After weeks of intense shuttle diplomacy, Yemen’s new President Abdrabuh Mansur Hadi has taken firm control of two key military units, seen as a bold step towards asserting his authority on a divided nation.
Earlier this week, a nephew of ex-strongman Ali Abdullah Saleh, who commanded the presidential guard, finally stepped down after refusing a presidential order to do so for one month, the United Nations envoy to Yemen, Jamal Benomar, announced on Thursday.
General Tariq Mohammed Saleh will no longer control the best-equipped and best-trained unit in Yemen’s demoralised and deeply divided military, with an ally of the new president running it instead.
The announcement came just over a week after Yemen’s air force commander quit his post after also refusing to go for weeks.
Hadi’s assertiveness has caught Saleh and many in his camp by surprise.
According to one top diplomat in the country, few among Yemen’s political and military elite believed the new leader was strong enough to take over the reigns.
“They all thought they could influence him and get what they want,” said the diplomat, speaking on condition of anonymity. “But he doesn’t want to be swallowed by any one side. He has started asserting himself.”
The battle to restructure Yemen’s military, however, a condition stipulated in the Gulf-sponsored and UN-backed transition plan that forced Saleh out of power in February after 33-years, is not over.
On the hilltops surrounding Yemen’s capital Sanaa, elite Republican Guard troops, commanded by Saleh’s son Ahmad, stand watch.
They too are one of best-trained and well-equipped units in the military, and for the time being, they literally have the high ground.
So far there is no talk of replacing Ahmad and there are still at least two other nephews of Saleh who hold key posts in the military: one heads Yemen’s counter-terrorism unit, while the other heads the national security forces.

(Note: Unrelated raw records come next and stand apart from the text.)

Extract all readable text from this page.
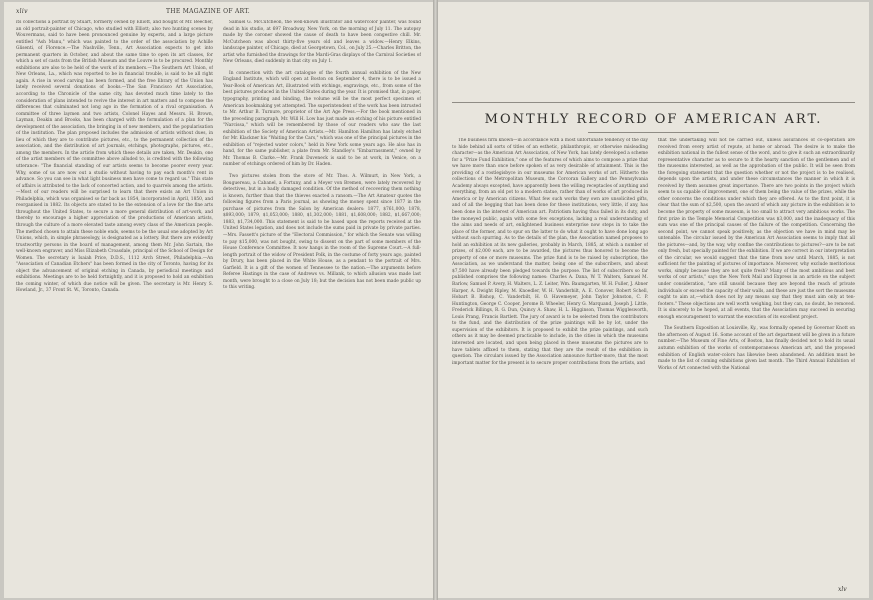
xliv	THE MAGAZINE OF ART.

its collections a portrait by Stuart, formerly owned by Elliott, and bought of Mr. Beecher, an old portrait-painter of Chicago, who studied with Elliott; also two hunting scenes by Wouvermans, said to have been pronounced genuine by experts, and a large picture entitled "Ash Manu," which was painted to the order of the association by Achille Glisenti, of Florence.—The Nashville, Tenn., Art Association expects to get into permanent quarters in October, and about the same time to open its art classes, for which a set of casts from the British Museum and the Louvre is to be procured. Monthly exhibitions are also to be held of the work of its members.—The Southern Art Union, of New Orleans, La., which was reported to be in financial trouble, is said to be all right again. A rise in wood carving has been formed, and the free library of the Union has lately received several donations of books.—The San Francisco Art Association, according to the Chronicle of the same city, has devoted much time lately to the consideration of plans intended to revive the interest in art matters and to compose the differences that culminated not long ago in the formation of a rival organisation. A committee of three laymen and two artists, Colonel Hayes and Messrs. H. Brown, Layman, Deakin and Brooks, has been charged with the formulation of a plan for the development of the association, the bringing in of new members, and the popularisation of the institution. The plan proposed includes the admission of artists without dues, in lieu of which they are to contribute pictures, etc., to the permanent collection of the association, and the distribution of art journals, etchings, photographs, pictures, etc., among the members. In the article from which these details are taken, Mr. Deakin, one of the artist members of the committee above alluded to, is credited with the following utterance: "The financial standing of our artists seems to become poorer every year. Why, some of us are now out a studio without having to pay each month's rent in advance. So you can see in what light business men have come to regard us." This state of affairs is attributed to the lack of concerted action, and to quarrels among the artists.—Most of our readers will be surprised to learn that there exists an Art Union in Philadelphia, which was organised so far back as 1854, incorporated in April, 1850, and reorganised in 1882. Its objects are stated to be the extension of a love for the fine arts throughout the United States, to secure a more general distribution of art-work, and thereby to encourage a higher appreciation of the productions of American artists, through the culture of a more elevated taste among every class of the American people. The method chosen to attain these noble ends, seems to be the usual one adopted by Art Unions, which, in simple phraseology, is designated as a lottery. But there are evidently trustworthy persons in the board of management, among them Mr. John Sartain, the well-known engraver, and Miss Elizabeth Croasdale, principal of the School of Design for Women. The secretary is Isaiah Price, D.D.S., 1112 Arch Street, Philadelphia.—An "Association of Canadian Etchers" has been formed in the city of Toronto, having for its object the advancement of original etching in Canada, by periodical meetings and exhibitions. Meetings are to be held fortnightly, and it is proposed to hold an exhibition the coming winter, of which due notice will be given. The secretary is Mr. Henry S. Howland, Jr., 37 Front St. W., Toronto, Canada.

Samuel G. McCutcheon, the well-known illustrator and watercolor painter, was found dead in his studio, at 697 Broadway, New York, on the morning of July 11. The autopsy made by the coroner showed the cause of death to have been congestive chill. Mr. McCutcheon was about thirty-five years old and leaves a widow.—Henry Elkins, landscape painter, of Chicago, died at Georgetown, Col., on July 25.—Charles Britton, the artist who furnished the drawings for the Mardi-Gras displays of the Carnival Societies of New Orleans, died suddenly in that city on July 1.

In connection with the art catalogue of the fourth annual exhibition of the New England Institute, which will open at Boston on September 4, there is to be issued a Year-Book of American Art, illustrated with etchings, engravings, etc., from some of the best pictures produced in the United States during the year. It is promised that, in paper, typography, printing and binding, the volume will be the most perfect specimen of American bookmaking yet attempted. The superintendent of the work has been intrusted to Mr. Arthur B. Turnure, proprietor of the Art Age Press.—For the book mentioned in the preceding paragraph, Mr. Will H. Low has just made an etching of his picture entitled "Narcissa," which will be remembered by those of our readers who saw the last exhibition of the Society of American Artists.—Mr. Hamilton Hamilton has lately etched for Mr. Klackner his "Waiting for the Cars," which was one of the principal pictures in the exhibition of "rejected water colors," held in New York some years ago. He also has in hand, for the same publisher, a plate from Mr. Standley's "Embarrassment," owned by Mr. Thomas B. Clarke.—Mr. Frank Duveneck is said to be at work, in Venice, on a number of etchings ordered of him by Dr. Haden.

Two pictures stolen from the store of Mr. Thos. A. Wilmurt, in New York, a Bouguereau, a Cabanel, a Fortuny, and a Meyer von Bremen, were lately recovered by detectives, but in a badly damaged condition. Of the method of recovering them nothing is known, further than that the thieves exacted a ransom.—The Art Amateur quotes the following figures from a Paris journal, as showing the money spent since 1877 in the purchase of pictures from the Salon by American dealers: 1877, $761,000; 1878, $893,000; 1879, $1,053,000; 1880, $1,302,000; 1881, $1,608,000; 1882, $1,667,000; 1883, $1,734,000. This statement is said to be based upon the reports received at the United States legation, and does not include the sums paid in private by private parties.—Mrs. Fassett's picture of the "Electoral Commission," for which the Senate was willing to pay $15,000, was not bought, owing to dissent on the part of some members of the House Conference Committee. It now hangs in the room of the Supreme Court.—A full-length portrait of the widow of President Polk, in the costume of forty years ago, painted by Drury, has been placed in the White House, as a pendant to the portrait of Mrs. Garfield. It is a gift of the women of Tennessee to the nation.—The arguments before Referee Hastings in the case of Andrews vs. Millank, to which allusion was made last month, were brought to a close on July 18; but the decision has not been made public up to this writing.

MONTHLY RECORD OF AMERICAN ART.

The business firm known—in accordance with a most unfortunate tendency of the day to hide behind all sorts of titles of an esthetic, philanthropic, or otherwise misleading character—as the American Art Association, of New York, has lately developed a scheme for a "Prize Fund Exhibition," one of the features of which aims to compose a prize that we have more than once before spoken of as very desirable of attainment. This is the providing of a rostlegisbyce in our museums for American works of art. Hitherto the collections of the Metropolitan Museum, the Corcoran Gallery and the Pennsylvania Academy always excepted, have apparently been the willing receptacles of anything and everything, from an old pot to a modern statue, rather than of works of art produced in America or by American citizens. What few such works they own are unsolicited gifts, and of all the begging that has been done for these institutions, very little, if any, has been done in the interest of American art. Patriotism having thus failed in its duty, and the moneyed public, again with some few exceptions, lacking a real understanding of the aims and needs of art, enlightened business enterprise now steps in to take the place of the former, and to spur on the latter to do what it ought to have done long ago without such spurring. As to the details of the plan, the Association named proposes to hold an exhibition at its new galleries, probably in March, 1885, at which a number of prizes, of $2,000 each, are to be awarded, the pictures thus honored to become the property of one or more museums. The prize fund is to be raised by subscription, the Association, as we understand the matter, being one of the subscribers, and about $7,500 have already been pledged towards the purpose. The list of subscribers so far published comprises the following names: Charles A. Dana, W. T. Walters, Samuel M. Barlow, Samuel P. Avery, H. Walters, L. Z. Leiter, Wm. Baumgarten, W. H. Fuller, J. Abner Harper, A. Dwight Ripley, M. Knoedler, W. H. Vanderbilt, A. E. Conover, Robert Schell, Hobart B. Bishop, C. Vanderbilt, H. O. Havemeyer, John Taylor Johnston, C. P. Huntington, George C. Cooper, Jerome B. Wheeler, Henry G. Marquand, Joseph J. Little, Frederick Billings, R. G. Dun, Quincy A. Shaw, H. L. Higginson, Thomas Wigglesworth, Louis Prang, Francis Bartlett. The jury of award is to be selected from the contributors to the fund, and the distribution of the prize paintings will be by lot, under the supervision of the exhibitors. It is proposed to exhibit the prize paintings, and such others as it may be deemed practicable to include, in the cities in which the museums interested are located, and upon being placed in these museums the pictures are to have tablets affixed to them, stating that they are the result of the exhibition in question. The circulars issued by the Association announce further-more, that the most important matter for the present is to secure proper contributions from the artists, and

that the undertaking will not be carried out, unless assurances of co-operation are received from every artist of repute, at home or abroad. The desire is to make the exhibition national in the fullest sense of the word, and to give it such an extraordinarily representative character as to secure to it the hearty sanction of the gentlemen and of the museums interested, as well as the approbation of the public. It will be seen from the foregoing statement that the question whether or not the project is to be realised, depends upon the artists, and under these circumstances the manner in which it is received by them assumes great importance. There are two points in the project which seem to us capable of improvement, one of them being the value of the prizes, while the other concerns the conditions under which they are offered. As to the first point, it is clear that the sum of $2,500, upon the award of which any picture in the exhibition is to become the property of some museum, is too small to attract very ambitious works. The first prize in the Temple Memorial Competition was $3,000, and the inadequacy of this sum was one of the principal causes of the failure of the competition. Concerning the second point, we cannot speak positively, as the objection we have in mind may be untenable. The circular issued by the American Art Association seems to imply that all the pictures—and, by the way, why confine the contributions to pictures?—are to be not only fresh, but specially painted for the exhibition. If we are correct in our interpretation of the circular, we would suggest that the time from now until March, 1885, is not sufficient for the painting of pictures of importance. Moreover, why exclude meritorious works, simply because they are not quite fresh? Many of the most ambitious and best works of our artists," says the New York Mail and Express in an article on the subject under consideration, "are still unsold because they are beyond the reach of private individuals or exceed the capacity of their walls, and these are just the sort the museums ought to aim at,—which does not by any means say that they must aim only at ten-footers." These objections are well worth weighing, but they can, no doubt, be removed. It is sincerely to be hoped, at all events, that the Association may succeed in securing enough encouragement to warrant the execution of its excellent project.

The Southern Exposition at Louisville, Ky., was formally opened by Governor Knott on the afternoon of August 16. Some account of the art department will be given in a future number.—The Museum of Fine Arts, of Boston, has finally decided not to hold its usual autumn exhibition of the works of contemporaneous American art, and the proposed exhibition of English water-colors has likewise been abandoned. An addition must be made to the list of coming exhibitions given last month. The Third Annual Exhibition of Works of Art connected with the National

xlv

But Saleh’s control over the military extends far beyond that, with dozens more of his clan members placed throughout the country’s security forces, and they are not likely to go quietly, stoking tensions in an already tense capital.

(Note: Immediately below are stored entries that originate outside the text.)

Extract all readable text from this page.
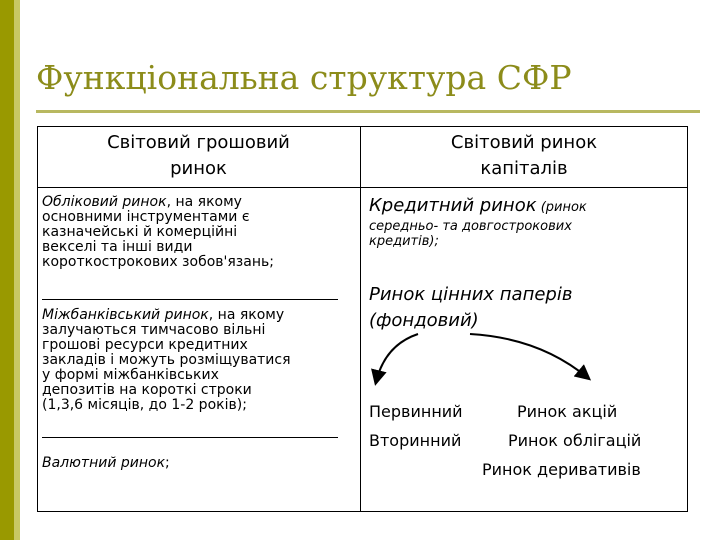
Функціональна структура СФР
Світовий грошовий
ринок
Світовий ринок
капіталів
Обліковий ринок, на якому
основними інструментами є
казначейські й комерційні
векселі та інші види
короткострокових зобов'язань;
Міжбанківський ринок, на якому
залучаються тимчасово вільні
грошові ресурси кредитних
закладів і можуть розміщуватися
у формі міжбанківських
депозитів на короткі строки
(1,3,6 місяців, до 1-2 років);
Валютний ринок;
Кредитний ринок (ринок
середньо- та довгострокових
кредитів);
Ринок цінних паперів
(фондовий)
Первинний
Вторинний
Ринок акцій
Ринок облігацій
Ринок деривативів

“There are some that want to put obstacles in front of the transition,” General Ali Mohsen al-Ahmar told AFP at his headquarters in Sanaa.
One of Yemen’s most powerful generals, Ahmar defected from Saleh’s regime during last year’s Arab Spring uprising and joined the protesters in calling for his ouster.

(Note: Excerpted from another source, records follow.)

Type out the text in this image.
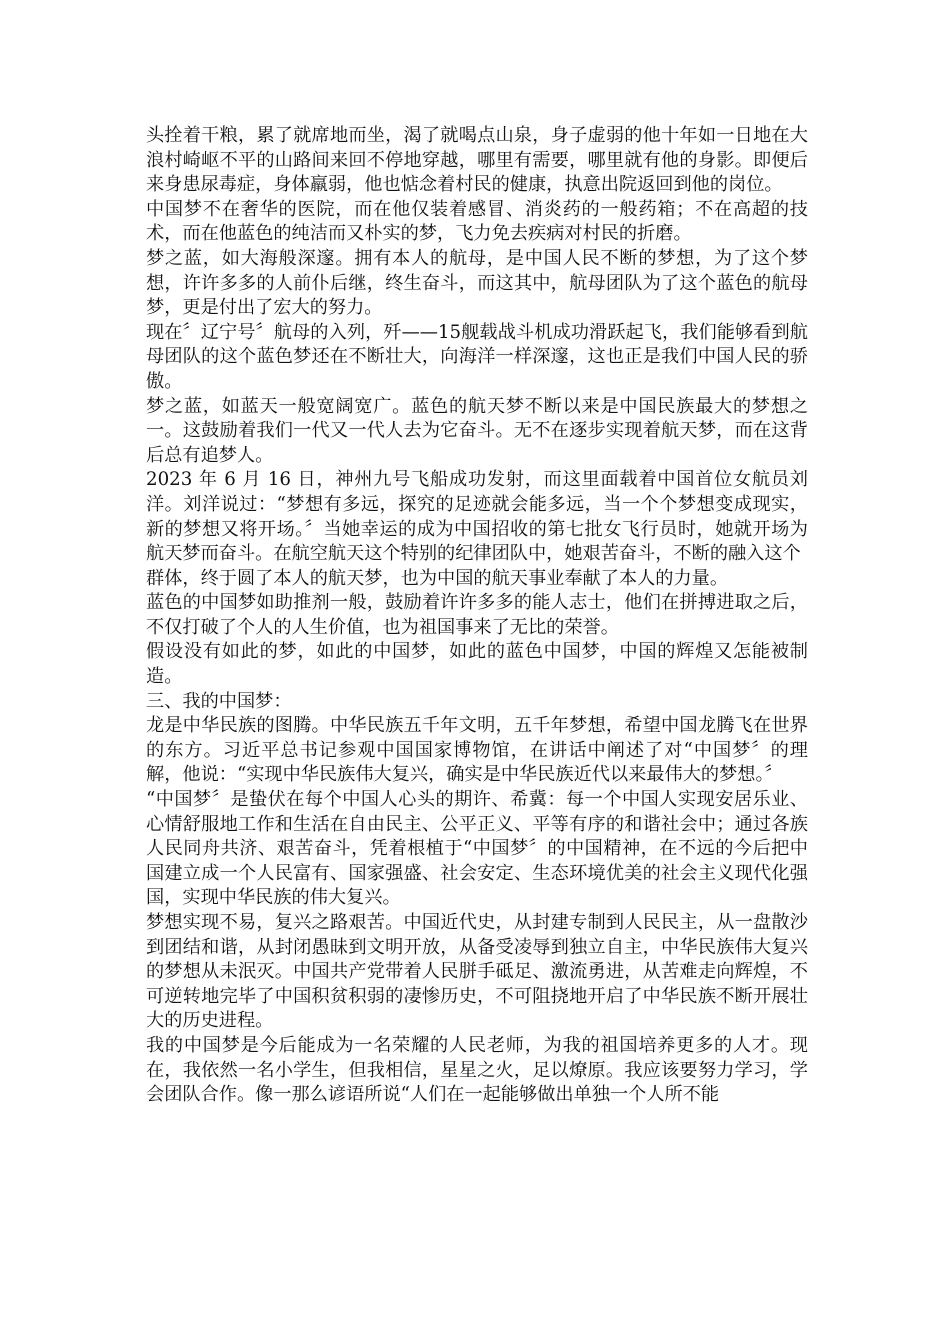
头拴着干粮，累了就席地而坐，渴了就喝点山泉，身子虚弱的他十年如一日地在大浪村崎岖不平的山路间来回不停地穿越，哪里有需要，哪里就有他的身影。即便后来身患尿毒症，身体羸弱，他也惦念着村民的健康，执意出院返回到他的岗位。

中国梦不在奢华的医院，而在他仅装着感冒、消炎药的一般药箱；不在高超的技术，而在他蓝色的纯洁而又朴实的梦，飞力免去疾病对村民的折磨。

梦之蓝，如大海般深邃。拥有本人的航母，是中国人民不断的梦想，为了这个梦想，许许多多的人前仆后继，终生奋斗，而这其中，航母团队为了这个蓝色的航母梦，更是付出了宏大的努力。

现在〞辽宁号〞航母的入列，歼——15舰载战斗机成功滑跃起飞，我们能够看到航母团队的这个蓝色梦还在不断壮大，向海洋一样深邃，这也正是我们中国人民的骄傲。

梦之蓝，如蓝天一般宽阔宽广。蓝色的航天梦不断以来是中国民族最大的梦想之一。这鼓励着我们一代又一代人去为它奋斗。无不在逐步实现着航天梦，而在这背后总有追梦人。

2023 年 6 月 16 日，神州九号飞船成功发射，而这里面载着中国首位女航员刘洋。刘洋说过：“梦想有多远，探究的足迹就会能多远，当一个个梦想变成现实，新的梦想又将开场。〞当她幸运的成为中国招收的第七批女飞行员时，她就开场为航天梦而奋斗。在航空航天这个特别的纪律团队中，她艰苦奋斗，不断的融入这个

群体，终于圆了本人的航天梦，也为中国的航天事业奉献了本人的力量。

蓝色的中国梦如助推剂一般，鼓励着许许多多的能人志士，他们在拼搏进取之后，不仅打破了个人的人生价值，也为祖国事来了无比的荣誉。

假设没有如此的梦，如此的中国梦，如此的蓝色中国梦，中国的辉煌又怎能被制造。

三、我的中国梦：

龙是中华民族的图腾。中华民族五千年文明，五千年梦想，希望中国龙腾飞在世界的东方。习近平总书记参观中国国家博物馆，在讲话中阐述了对“中国梦〞的理解，他说：“实现中华民族伟大复兴，确实是中华民族近代以来最伟大的梦想。〞

“中国梦〞是蛰伏在每个中国人心头的期许、希冀：每一个中国人实现安居乐业、心情舒服地工作和生活在自由民主、公平正义、平等有序的和谐社会中；通过各族人民同舟共济、艰苦奋斗，凭着根植于“中国梦〞的中国精神，在不远的今后把中国建立成一个人民富有、国家强盛、社会安定、生态环境优美的社会主义现代化强国，实现中华民族的伟大复兴。

梦想实现不易，复兴之路艰苦。中国近代史，从封建专制到人民民主，从一盘散沙到团结和谐，从封闭愚昧到文明开放，从备受凌辱到独立自主，中华民族伟大复兴的梦想从未泯灭。中国共产党带着人民胼手砥足、激流勇进，从苦难走向辉煌，不可逆转地完毕了中国积贫积弱的凄惨历史，不可阻挠地开启了中华民族不断开展壮大的历史进程。

我的中国梦是今后能成为一名荣耀的人民老师，为我的祖国培养更多的人才。现在，我依然一名小学生，但我相信，星星之火，足以燎原。我应该要努力学习，学会团队合作。像一那么谚语所说“人们在一起能够做出单独一个人所不能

His forces, the First Armoured Brigade, battled the ex-president’s loyalists for months in fierce urban clashes that, together with a brutal government crackdown, left hundreds dead and thousands more wounded.
Ahmar suggested that Saleh, who was given immunity for agreeing to step down and continues to live in Sanaa, should leave the country and not “meddle” in the affairs of the new government.
If Saleh “loves Yemen and its people” as he has repeatedly claimed, then “he must let his actions reflect his words,” he said.
“The security and stability of Yemen requires that the president’s orders are followed without delay.”
Hamid Al-Ahmar, one of Yemen’s most prominent politicians and businessmen, was more critical of the former regime.
“There is only one explanation,” Hamid told AFP in his Sanaa home. “They believe they own the army and Yemeni state, that it is theirs and they are just leaving on a temporary basis and coming back.”
Hamid’s brother, Shaikh Sadeq, is the chief of Sanaa’s most powerful tribe and has an army of his own. His troops patrol neighbourhoods considered to be his territory, just like General Ahmar’s troops patrol their own.
The capital city is visibly divided into fiefdoms, and reigning them all is one of the biggest challenges Hadi faces.
“I think he wants to do it,” said Brookings Institute Middle East analyst Bruce Riedel. “But on the question whether he is strong enough, it is unknown right now, (though) it appears unlikely.”
Riedel argues that Hadi lacks the necessary power base as a president from the former South Yemen, whose residents continue to call for autonomy or independence from Sanaa.
“He was chosen because everyone assumed he was too weak to do it… because he didn’t threaten anybody. And now he’s supposed to threaten everyone,” he said.
A Saleh loyalist and top official from the ex-president’s once ruling General People’s Congress, Sultan Barakani, argues that restructuring Yemen’s “non-existent” military is not about “removing individuals but rather about rebuilding an institution.”
That does not necessarily mean “getting rid of Ahmad, or Tareq, or Yahya,” he said, referring to Saleh’s son and nephews.
“This is a very superficial interpretation of what it means to restructure the military.”
Indeed, the problem is much bigger than that. In the diplomat’s words, in Yemen there are “parallel armies, each with their own leader.”